TUSTIN, CA-Mar West Real Estate founders Craig Stevens and April Buchner have built a substantial and growing business by specializing in a niche within the commercial real estate world that is little-known to many within the industry but is integral to the operation of literally tens of millions of square feet of commercial space. Mar West manages commercial property owners’ associations and operates as a property manager for those associations. The Tustin-based company and its Northern California affiliate Kocal work with 100 developers and manage 225 business parks with approximately 4,000 buildings/units/owners and 50 million square feet of space. To hear Stevens tell it, that’s a pretty good start. He and Buchner have set a goal of tripling the size of the company, and hence have brought in longtime industry veteran John Strockis as president to help shepherd that growth. Strockis calls his new position one of the best opportunities of his lifetime. Stevens, who is irrepressible on the topic of CPOAs (commercial property owners’ associations), talked with GlobeSt.com recently about the importance of good management for CPOAs, the pitfalls of poor CPOA management and Mar West’s ambitious growth plans.
GlobeSt.com: What is the difference between what Mar West does and what a traditional third-party property management company does?
Stevens: Our business sits squarely between something that most people are familiar with―residential homeowners’ associations―and commercial property management companies. What we do, which many people in the commercial real estate industry should be familiar with but are not, is a combination of the two. About 90% of our business is forming commercial property owners' associations with the original developers and their attorneys, bringing them to life and managing them in perpetuity. The other 10% is property management. It's a specialty niche that fits between those two industries, and requires an understanding of California association law as well as an understanding of property management. The reason there is a demand for our services is that HOA management companies don't know the commercial side of the business and commercial property management companies don't know association law. We have made it our business to know California association law cold.
GlobeSt.com: Why is it that most of us involved in commercial real estate never hear about commercial property owners’ associations?
Stevens: Even the most sophisticated developers and investors often don’t understand that they have created a commercial property owners’ association with their development, which potentially poses a lot of problems for them. It could be that three members of the developer's team are members of the association board and don’t even know it because nobody told them. We help the developers hold an election to establish a board from the members of the property owners’ association.
GlobeSt.com: What are some of those potential problems and pitfalls related to CPOAs, both for developers and for property owners who are members of the associations?
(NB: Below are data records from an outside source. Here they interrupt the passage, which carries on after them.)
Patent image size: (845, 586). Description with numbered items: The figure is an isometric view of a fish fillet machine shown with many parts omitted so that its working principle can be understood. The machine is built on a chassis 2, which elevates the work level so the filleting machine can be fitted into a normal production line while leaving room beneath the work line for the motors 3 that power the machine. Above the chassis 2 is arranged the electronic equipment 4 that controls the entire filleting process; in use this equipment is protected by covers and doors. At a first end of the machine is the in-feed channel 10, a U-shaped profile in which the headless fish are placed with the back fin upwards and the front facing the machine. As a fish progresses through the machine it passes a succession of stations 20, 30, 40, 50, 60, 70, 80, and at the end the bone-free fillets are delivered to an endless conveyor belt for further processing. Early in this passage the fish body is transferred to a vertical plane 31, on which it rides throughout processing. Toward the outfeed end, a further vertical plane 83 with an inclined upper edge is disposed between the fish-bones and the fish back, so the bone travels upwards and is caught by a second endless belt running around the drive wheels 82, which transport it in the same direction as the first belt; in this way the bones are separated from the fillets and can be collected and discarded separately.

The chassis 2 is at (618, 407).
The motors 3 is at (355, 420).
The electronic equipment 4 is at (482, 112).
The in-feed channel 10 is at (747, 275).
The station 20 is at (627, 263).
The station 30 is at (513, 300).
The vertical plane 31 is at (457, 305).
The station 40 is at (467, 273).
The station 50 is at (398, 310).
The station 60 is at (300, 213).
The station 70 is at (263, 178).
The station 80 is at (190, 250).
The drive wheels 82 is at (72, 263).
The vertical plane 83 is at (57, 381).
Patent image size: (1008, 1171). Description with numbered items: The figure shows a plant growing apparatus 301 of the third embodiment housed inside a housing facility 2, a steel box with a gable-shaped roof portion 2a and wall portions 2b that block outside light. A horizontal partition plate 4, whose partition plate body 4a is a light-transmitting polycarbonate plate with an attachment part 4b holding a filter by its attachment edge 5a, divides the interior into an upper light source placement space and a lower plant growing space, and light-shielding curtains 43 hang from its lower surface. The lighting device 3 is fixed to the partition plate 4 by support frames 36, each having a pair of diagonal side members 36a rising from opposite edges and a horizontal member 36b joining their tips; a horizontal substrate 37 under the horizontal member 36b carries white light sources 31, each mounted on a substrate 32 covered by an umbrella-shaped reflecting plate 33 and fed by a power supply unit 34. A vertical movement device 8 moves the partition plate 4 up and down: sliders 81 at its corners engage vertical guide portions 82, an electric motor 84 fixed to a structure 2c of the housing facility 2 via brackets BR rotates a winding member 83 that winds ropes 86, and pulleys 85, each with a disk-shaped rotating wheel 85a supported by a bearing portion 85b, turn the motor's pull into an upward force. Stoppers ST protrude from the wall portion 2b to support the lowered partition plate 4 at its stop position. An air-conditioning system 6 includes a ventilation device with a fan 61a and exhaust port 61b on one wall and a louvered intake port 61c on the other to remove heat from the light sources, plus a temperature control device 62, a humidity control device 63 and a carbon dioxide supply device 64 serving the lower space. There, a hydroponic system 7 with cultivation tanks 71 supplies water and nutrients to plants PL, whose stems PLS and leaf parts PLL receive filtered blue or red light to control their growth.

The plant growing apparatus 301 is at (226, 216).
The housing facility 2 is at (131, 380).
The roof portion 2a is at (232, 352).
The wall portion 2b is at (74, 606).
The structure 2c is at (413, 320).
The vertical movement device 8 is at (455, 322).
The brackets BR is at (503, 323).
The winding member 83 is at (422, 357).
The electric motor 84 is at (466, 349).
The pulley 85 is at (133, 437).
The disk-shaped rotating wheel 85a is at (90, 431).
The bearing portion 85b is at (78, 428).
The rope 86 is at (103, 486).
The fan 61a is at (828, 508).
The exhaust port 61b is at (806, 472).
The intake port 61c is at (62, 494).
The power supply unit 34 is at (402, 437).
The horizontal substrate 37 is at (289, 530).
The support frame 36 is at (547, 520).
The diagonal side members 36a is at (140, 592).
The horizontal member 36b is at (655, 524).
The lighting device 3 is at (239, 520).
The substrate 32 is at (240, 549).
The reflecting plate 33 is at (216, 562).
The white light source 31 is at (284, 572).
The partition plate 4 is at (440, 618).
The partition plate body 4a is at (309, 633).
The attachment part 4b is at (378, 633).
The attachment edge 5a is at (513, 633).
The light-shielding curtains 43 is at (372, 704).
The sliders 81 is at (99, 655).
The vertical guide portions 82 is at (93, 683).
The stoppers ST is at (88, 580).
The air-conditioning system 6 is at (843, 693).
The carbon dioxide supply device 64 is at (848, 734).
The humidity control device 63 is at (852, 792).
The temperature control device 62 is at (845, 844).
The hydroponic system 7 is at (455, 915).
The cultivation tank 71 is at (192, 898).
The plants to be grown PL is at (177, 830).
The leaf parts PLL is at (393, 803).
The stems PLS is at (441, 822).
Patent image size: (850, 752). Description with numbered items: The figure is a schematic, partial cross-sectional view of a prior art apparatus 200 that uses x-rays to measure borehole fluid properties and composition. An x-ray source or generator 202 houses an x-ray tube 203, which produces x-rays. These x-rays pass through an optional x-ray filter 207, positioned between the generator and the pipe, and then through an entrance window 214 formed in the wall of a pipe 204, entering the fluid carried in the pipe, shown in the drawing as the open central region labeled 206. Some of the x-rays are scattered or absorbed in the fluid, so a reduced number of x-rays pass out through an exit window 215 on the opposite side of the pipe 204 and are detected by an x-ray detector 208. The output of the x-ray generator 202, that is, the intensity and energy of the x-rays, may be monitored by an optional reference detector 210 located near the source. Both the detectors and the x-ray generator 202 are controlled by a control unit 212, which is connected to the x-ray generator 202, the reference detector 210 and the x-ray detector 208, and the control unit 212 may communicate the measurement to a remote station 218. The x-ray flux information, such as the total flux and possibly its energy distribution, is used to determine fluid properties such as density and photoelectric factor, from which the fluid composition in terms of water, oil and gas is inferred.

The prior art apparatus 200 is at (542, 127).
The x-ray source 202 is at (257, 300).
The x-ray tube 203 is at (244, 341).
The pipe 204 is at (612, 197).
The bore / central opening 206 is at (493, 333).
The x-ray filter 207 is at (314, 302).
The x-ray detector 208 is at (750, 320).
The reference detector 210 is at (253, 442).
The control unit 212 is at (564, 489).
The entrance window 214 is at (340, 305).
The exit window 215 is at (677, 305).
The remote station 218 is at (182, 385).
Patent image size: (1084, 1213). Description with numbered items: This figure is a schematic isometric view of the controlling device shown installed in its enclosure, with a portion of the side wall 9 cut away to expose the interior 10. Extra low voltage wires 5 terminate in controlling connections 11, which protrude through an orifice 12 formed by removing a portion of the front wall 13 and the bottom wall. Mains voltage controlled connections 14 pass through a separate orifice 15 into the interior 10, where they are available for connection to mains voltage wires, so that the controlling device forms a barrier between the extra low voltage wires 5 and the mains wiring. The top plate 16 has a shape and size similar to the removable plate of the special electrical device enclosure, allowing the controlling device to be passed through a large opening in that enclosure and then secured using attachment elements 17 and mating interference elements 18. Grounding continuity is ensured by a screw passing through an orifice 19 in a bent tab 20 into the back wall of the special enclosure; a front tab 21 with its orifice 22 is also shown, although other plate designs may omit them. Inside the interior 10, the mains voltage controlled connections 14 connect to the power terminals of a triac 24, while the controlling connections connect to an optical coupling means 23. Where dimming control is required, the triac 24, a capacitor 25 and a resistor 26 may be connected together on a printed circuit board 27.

Stevens: For developers, typically, the members of the developer's team are members of the initial association board and do not know it because no one told them. Yet, as members of the board, they face huge potential legal and financial liabilities. For property owners, there is a distinct possibility that, 30 days after closing escrow, they can receive a special assessment from the CPOA for something like the cost of repairing a roof, and yet the property owners who receive the assessments didn’t even know there was an association and that it had the power to levy assessments on them. We have seen all sorts of interesting issues crop up in these associations/parks, from associations that were never formed properly, to unfunded/underfunded budgets and reserves, to residential firms running them like HOA’s, to “busted” parks where the lender owns large chunks of the space, to developers who have no idea how to run the mini-government that an association is, to condo conversion problems, to sales transactions being scuttled due to lack of information or disclosure about the underlying association status.
GlobeSt.com: Who makes up the bulk of your customer base?
Stevens: The main product we deal with is planned unit developments, or PUDs. A PUD might involve a group of owners, each of whom owns the building and the dirt under a property of say, 5,000 square feet, but the parking lot, landscaping and the fountain and other areas are owned in common. In the beginning, in the go-go days of construction, we followed developers who were building brand-new business parks, and that's what we've done for the past seven and a half years. The reason that we have brought John (Strockis) on is that we're going to phase two, which is going after all of the old parks that are out there, the tens of thousands of them that are in Arizona, California and Nevada, which are poorly managed or mismanaged.
GlobeSt.com: Where do you see the most opportunities for growth for Mar West in that next phase?
Stevens: There are tens of thousands of older, existing property owners associations that are not being run very well because the association managers don't have commercial experience. That's part of our growth strategy. Another part of it is to help the lenders of the world who are having problems. That's not our core business. Our core business is running these associations for many, many years. We will help the banks during this problem period, but in a few years the lenders will go away when the economy improves, and then we will go back to working with developers on new parks.
GlobeSt.com: And where will that growth be geographically?
Stevens: Arizona, California and Nevada, but we've already been asked to go to Denver, Salt Lake and Seattle. So, when we round this all out, our goal in the next five to seven years at the latest is to be a Western United States company and to triple in size.